Last edited by F2; 01-09-2013 at 02:46 PM.
- CrackBerry User
01-10-2013, 04:01 AM #17
- 55 Posts
Amazing how few seem to care about security issues
But then we live in the era of Facebook... As one European paper said, Americans are willing to give away their privacy for a free hamburger.
Not sure if it is so, but still simply looking at the level of interest this post generated, there doesn't seem to be too much concern even among geeks.
Thank you for the post and everyone's comments.
It seems that as rim approves more and more android apps (which are the worst offenders) - more and more developers demand access to your device identifier, gps, etc in exchange for the privilege of using their product.
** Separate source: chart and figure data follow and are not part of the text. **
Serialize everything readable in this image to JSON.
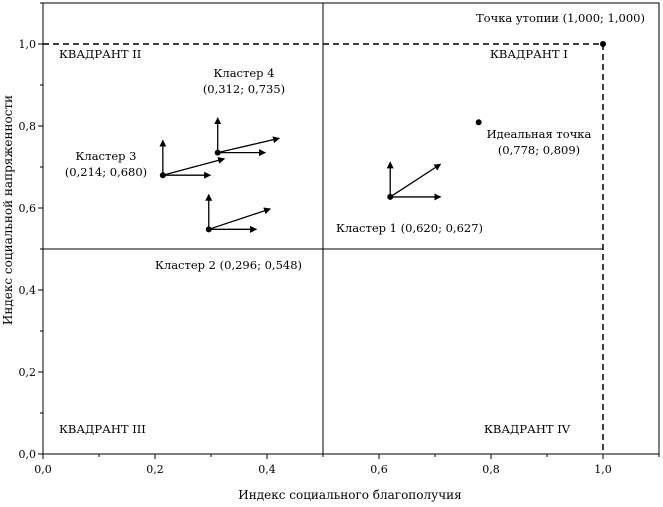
{
  "chart_data": {
    "type": "scatter",
    "xlabel": "Индекс социального благополучия",
    "ylabel": "Индекс социальной напряженности",
    "xlim": [
      0,
      1.1
    ],
    "ylim": [
      0,
      1.1
    ],
    "xticks": [
      "0,0",
      "0,2",
      "0,4",
      "0,6",
      "0,8",
      "1,0"
    ],
    "yticks": [
      "0,0",
      "0,2",
      "0,4",
      "0,6",
      "0,8",
      "1,0"
    ],
    "grid": false,
    "quadrant_lines": {
      "x": 0.5,
      "y": 0.5
    },
    "quadrants": [
      "КВАДРАНТ I",
      "КВАДРАНТ II",
      "КВАДРАНТ III",
      "КВАДРАНТ IV"
    ],
    "points": [
      {
        "label": "Кластер 1 (0,620; 0,627)",
        "x": 0.62,
        "y": 0.627,
        "vectors": [
          {
            "dx": 0.0,
            "dy": 0.085
          },
          {
            "dx": 0.09,
            "dy": 0.08
          },
          {
            "dx": 0.09,
            "dy": 0.0
          }
        ]
      },
      {
        "label": "Кластер 2 (0,296; 0,548)",
        "x": 0.296,
        "y": 0.548,
        "vectors": [
          {
            "dx": 0.0,
            "dy": 0.085
          },
          {
            "dx": 0.11,
            "dy": 0.05
          },
          {
            "dx": 0.085,
            "dy": 0.0
          }
        ]
      },
      {
        "label": "Кластер 3",
        "label2": "(0,214; 0,680)",
        "x": 0.214,
        "y": 0.68,
        "vectors": [
          {
            "dx": 0.0,
            "dy": 0.085
          },
          {
            "dx": 0.11,
            "dy": 0.04
          },
          {
            "dx": 0.085,
            "dy": 0.0
          }
        ]
      },
      {
        "label": "Кластер 4",
        "label2": "(0,312; 0,735)",
        "x": 0.312,
        "y": 0.735,
        "vectors": [
          {
            "dx": 0.0,
            "dy": 0.085
          },
          {
            "dx": 0.11,
            "dy": 0.035
          },
          {
            "dx": 0.085,
            "dy": 0.0
          }
        ]
      },
      {
        "label": "Идеальная точка",
        "label2": "(0,778; 0,809)",
        "x": 0.778,
        "y": 0.809,
        "vectors": []
      },
      {
        "label": "Точка утопии (1,000; 1,000)",
        "x": 1.0,
        "y": 1.0,
        "vectors": []
      }
    ]
  }
}
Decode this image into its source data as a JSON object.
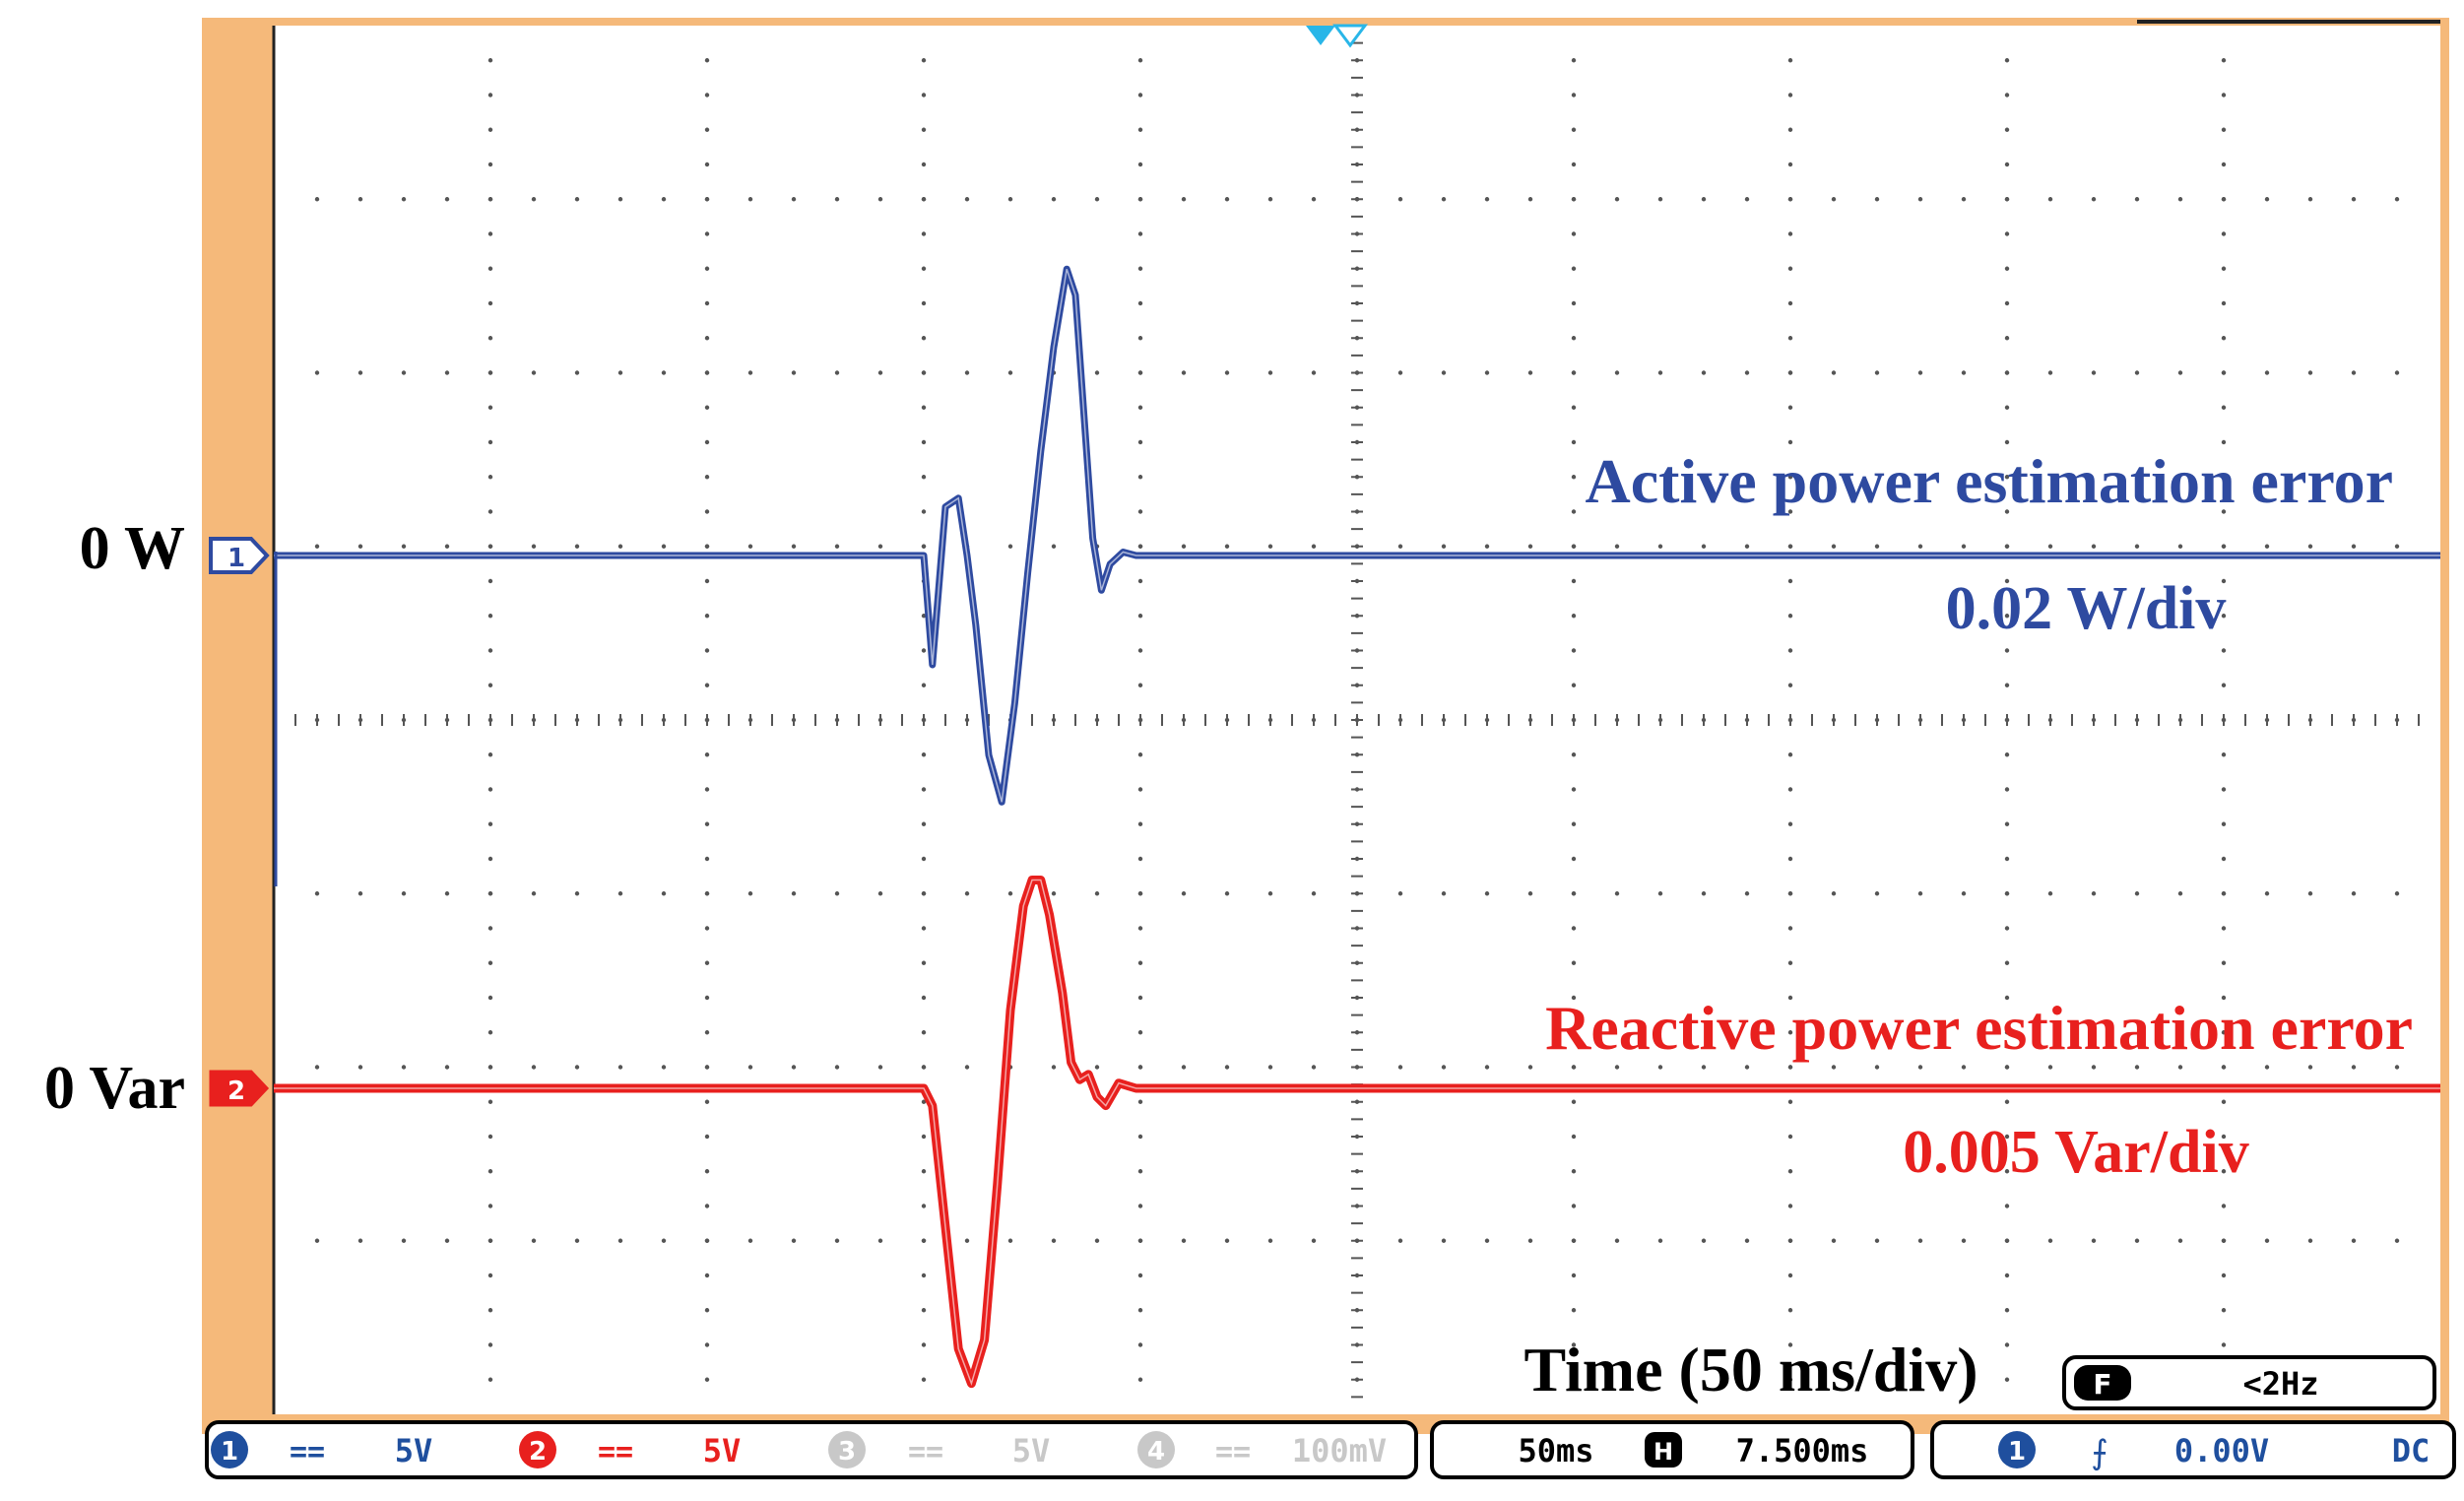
{
  "chart_data": {
    "type": "line",
    "channels": [
      {
        "id": "1",
        "marker": "1",
        "color": "#2e4aa0",
        "offset_label": "0 W",
        "name": "Active power estimation error",
        "scale_label": "0.02 W/div",
        "points": [
          [
            0,
            0
          ],
          [
            150,
            0
          ],
          [
            152,
            -0.63
          ],
          [
            155,
            0.28
          ],
          [
            158,
            0.33
          ],
          [
            160,
            0
          ],
          [
            162,
            -0.4
          ],
          [
            165,
            -1.15
          ],
          [
            168,
            -1.42
          ],
          [
            171,
            -0.85
          ],
          [
            174,
            -0.1
          ],
          [
            177,
            0.6
          ],
          [
            180,
            1.2
          ],
          [
            183,
            1.65
          ],
          [
            185,
            1.5
          ],
          [
            187,
            0.8
          ],
          [
            189,
            0.1
          ],
          [
            191,
            -0.2
          ],
          [
            193,
            -0.05
          ],
          [
            196,
            0.02
          ],
          [
            199,
            0
          ],
          [
            500,
            0
          ]
        ]
      },
      {
        "id": "2",
        "marker": "2",
        "color": "#e8201e",
        "offset_label": "0 Var",
        "name": "Reactive power estimation error",
        "scale_label": "0.005 Var/div",
        "points": [
          [
            0,
            0
          ],
          [
            150,
            0
          ],
          [
            152,
            -0.1
          ],
          [
            155,
            -0.8
          ],
          [
            158,
            -1.5
          ],
          [
            161,
            -1.7
          ],
          [
            164,
            -1.45
          ],
          [
            167,
            -0.55
          ],
          [
            170,
            0.45
          ],
          [
            173,
            1.05
          ],
          [
            175,
            1.2
          ],
          [
            177,
            1.2
          ],
          [
            179,
            1.0
          ],
          [
            182,
            0.55
          ],
          [
            184,
            0.15
          ],
          [
            186,
            0.05
          ],
          [
            188,
            0.08
          ],
          [
            190,
            -0.05
          ],
          [
            192,
            -0.1
          ],
          [
            195,
            0.03
          ],
          [
            199,
            0
          ],
          [
            500,
            0
          ]
        ]
      }
    ],
    "x_range": [
      0,
      500
    ],
    "y_range": [
      -4,
      4
    ],
    "divisions": {
      "x": 10,
      "y": 8
    },
    "grid": true,
    "xlabel": "Time (50 ms/div)",
    "trigger_marker_x": 250
  },
  "scope": {
    "trigger_mode": "F",
    "trigger_freq": "<2Hz",
    "status_bar": {
      "ch1": {
        "num": "1",
        "coupling": "==",
        "volts": "5V"
      },
      "ch2": {
        "num": "2",
        "coupling": "==",
        "volts": "5V"
      },
      "ch3": {
        "num": "3",
        "coupling": "==",
        "volts": "5V"
      },
      "ch4": {
        "num": "4",
        "coupling": "==",
        "volts": "100mV"
      },
      "timebase": "50ms",
      "hold_icon": "H",
      "delay": "7.500ms",
      "trig_ch": "1",
      "trig_slope": "⨍",
      "trig_level": "0.00V",
      "trig_coupling": "DC"
    },
    "colors": {
      "frame": "#f5b97a",
      "grid": "#555555",
      "ch1": "#2e4aa0",
      "ch2": "#e8201e",
      "faded": "#c8c8c8",
      "trigger_marker": "#29b6e8",
      "status_blue": "#1f4f9e"
    }
  }
}
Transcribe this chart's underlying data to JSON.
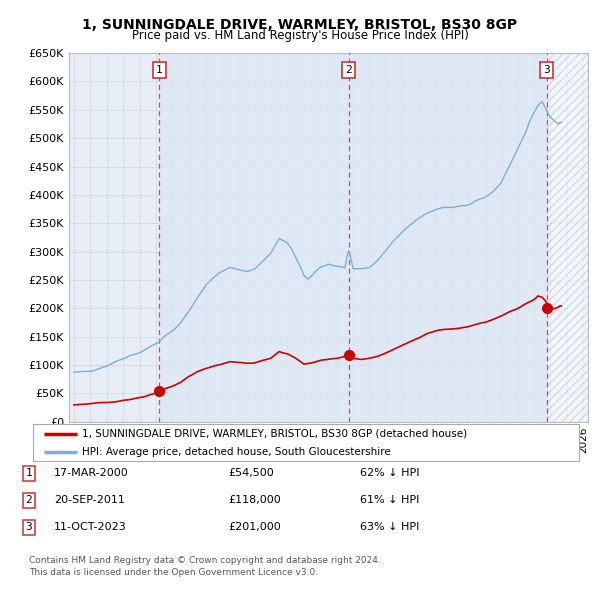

In many cases, you also give them your money. It seems a very high price to pay for giving up your privacy. But that is just me.
Sure, some apps do need access to files or your gps. But now even apps like pb battery watch, epub boook readers, music for meditation etc are trying to grab your data and profit from it. Simply giving them access to Internet doesn't not satisfy these hogs.
Funny thing - when you try to install one of them, you still get a message (just like on your bb) that the app can be potentially dangerous. But don't worry, says rim - you can always change application permissions later. BS!!!! This new crop (or more appropriately crap) doesn't show up on your apps list. So, unlike your good old bb, pb doesn't offer the same level of security. Why?
I've been leaving 1/2 star reviews, but it is an uphill battle, as there very few apps (that I am interested in) which do not attempt to grab all the data. I wish app world would disclose in advance such apps, as it is such a waste of time installing the app, leaving a review, deleting it. On to the next app, installing, leaving 1/2.star review, deleting it. Again and again....
Would love to hear from brains out here - is there a way to run apps with limited permissions, which otherwise force-close themselves?